Мы поднялись по лестнице, позвонили. Дверь открыл Свен. Он распростер руки, будто собирался обнять меня. Но оказалось, это был все тот же жест сожаления и безнадежности, хорошо мне знакомый.

– Кофе закончился. Горячего шоколада хочешь?

В гостиной стол был раздвинут и празднично накрыт. Среди гостей были родители Свена, любимая учительница Юлии из начальных классов, сосед с двумя детьми, одноклассники. Из Западного Берлина, кроме меня и Ханса, пришел еще один славист, коллега Свена по Свободному университету. Дети носились по гостиной, коридорам и детской. Взрослые собрались на балконе, не зная, о чем завести беседу. Славист начал бранить Восток и Запад за то, что все произошло то ли чересчур быстро, то ли чересчур медленно, то ли потребовало лишних жертв, то ли принесенных жертв оказалось недостаточно. Но никто не хотел с ним спорить. Остальные предпочли расхваливать Юлию за то, как она повзрослела, стала подтянутой, рассудительной, отзывчивой.

Когда все уселись за стол, Юлия поднялась с места. Свен вопросительно взглянул на Паулу, та лишь пожала плечами. Юлия произнесла речь. Она поблагодарила за подарки, за то, что все откликнулись на приглашение, юные и взрослые, с Востока и Запада. К сожалению, мол, сейчас не получается встречаться так же часто, как раньше, прежде у людей было больше времени друг для друга. Теперь я вопросительно посмотрел на Паулу.

– Да, – заключила Юлия серьезно и решительно, – все распалось бы, если бы не мы, женщины.

Паула стиснула губы, но глаза ее рассмеялись. Свен потупился. Юлия закончила речь, кто-то захлопал, остальные подхватили, Ханс громко засмеялся, радуясь за Юлию, что дало Свену возможность поднять глаза и улыбнуться, за ним улыбнулась Паула, и мы с ней улыбнулись друг другу.

Сладкий горошек

1

Когда Томас понял, что революции не будет, он вспомнил о своих прежних занятиях архитектурой, прерванных в 1968-м, возобновил обучение и завершил его. Специализировался он на достройке мансард: присматривал крыши, приискивал заказчиков и занимался проектированием, утверждением и надзором. Мансарды были в моде, а Томас делал свое дело хорошо. Через пару лет у него было больше крыш и заказчиков, чем он мог осилить. Но ему стало скучно. Крыши – и что, больше ничего?

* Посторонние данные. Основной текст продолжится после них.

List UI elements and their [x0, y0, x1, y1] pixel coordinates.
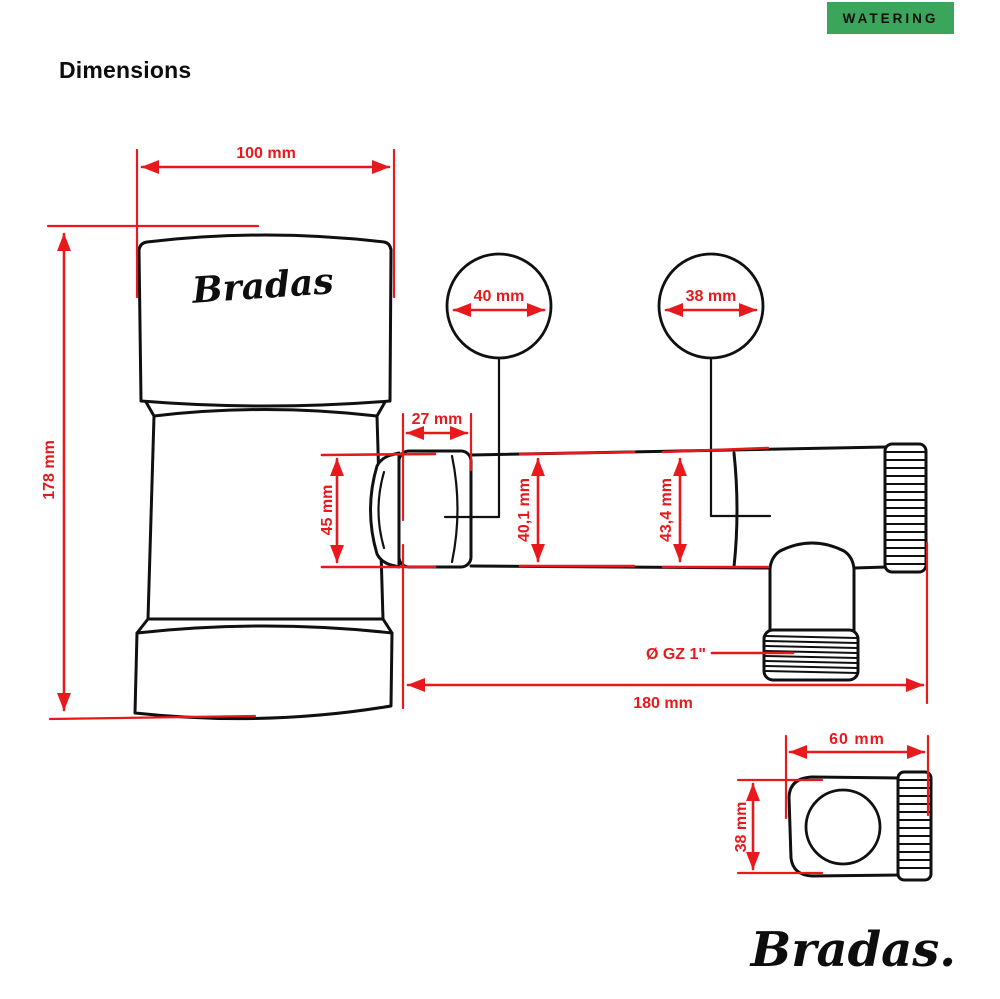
- dim-40mm-label: 40 mm: [474, 288, 525, 305]
- knob-callout-leader: [711, 358, 770, 516]
- collar: [371, 453, 400, 567]
- valve-body-left-arc: [734, 453, 737, 567]
- inlet-callout-circle: [447, 254, 551, 358]
- brand-logo: Bradas.: [749, 922, 956, 978]
- thread-size-label: Ø GZ 1": [646, 646, 706, 663]
- body-neck-chamfer-left: [146, 402, 154, 416]
- knob-front-ridges: [886, 452, 925, 564]
- body-middle: [148, 410, 383, 620]
- dim-38mm-label: 38 mm: [686, 288, 737, 305]
- connection-nut: [399, 451, 471, 567]
- dim-100mm-label: 100 mm: [236, 145, 296, 162]
- body-neck-chamfer-right: [377, 402, 385, 416]
- dim-38mm-side-label: 38 mm: [733, 802, 750, 853]
- dim-434mm-label: 43,4 mm: [658, 478, 675, 542]
- dimension-drawing: 100 mm 178 mm 40 mm 38 mm 27 mm 45 mm 40…: [0, 0, 1000, 999]
- product-dimensions-page: WATERING Dimensions: [0, 0, 1000, 999]
- body-skirt: [135, 626, 392, 719]
- outlet-dome: [770, 543, 854, 631]
- dim-180mm-label: 180 mm: [633, 695, 693, 712]
- knob-callout-circle: [659, 254, 763, 358]
- dim-401mm-label: 40,1 mm: [516, 478, 533, 542]
- valve-side-view: [789, 772, 931, 880]
- dim-45mm-label: 45 mm: [319, 485, 336, 536]
- body-cap: [139, 235, 391, 406]
- dim-60mm-label: 60 mm: [829, 731, 885, 748]
- dim-178mm-label: 178 mm: [41, 440, 58, 500]
- dim-27mm-label: 27 mm: [412, 411, 463, 428]
- pipe-bottom-edge-right: [854, 567, 887, 568]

Однажды он случайно узнал, что объявили конкурс на мост через Шпрее. Еще когда он был ребенком, на него производило впечатление то достоинство, с которым старый мост в Раштатте опирался своими быками на дно Мурга, та гордость, с которой железный мост в Кельне переносил своими арочными пролетами поезд через Рейн, и та легкость, с которой мост Золотые Ворота летел над морем, так что на его фоне большие корабли становились совсем маленькими. Книга о мостах, полученная в подарок на конфирмацию и много раз перечитанная, стояла на полке в его архитектурном бюро. Он набросал мост с такими хрупкими очертаниями, что пешеходы вступали бы на него с опаской, а автомобилисты автоматически сбрасывали бы скорость и ехали осторожнее. Ибо он не считал само собой разумеющимся, что можно вот так, ни за что ни про что, переправиться с одного берега на другой, а потому и оказавшимся над рекой это не должно было быть самоочевидно.

К своему и всеобщему изумлению, он выиграл вторую премию. Кроме того, его пригласили поучаствовать в конкурсе на мост через Везер. Не бросая бизнеса с крышами, проектировать мост через Везер и участвовать в дальнейших конкурсах – это было уже слишком. И он взял в дело Ютту, которая, еще будучи студенткой, проходила в его бюро практику и как раз получила диплом. Она строила крыши, он строил мосты. Когда она от него забеременела, они поженились. И одновременно въехали в прекрасную квартиру в мансарде, которую их бюро и построило: заказчик заболел и отказался от нее. С балкона открывался вид на Шпрее и Тиргартен, а вдали виднелись рейхстаг и Бранденбургские ворота. Из сада на крыше они смотрели, как на западе садится солнце.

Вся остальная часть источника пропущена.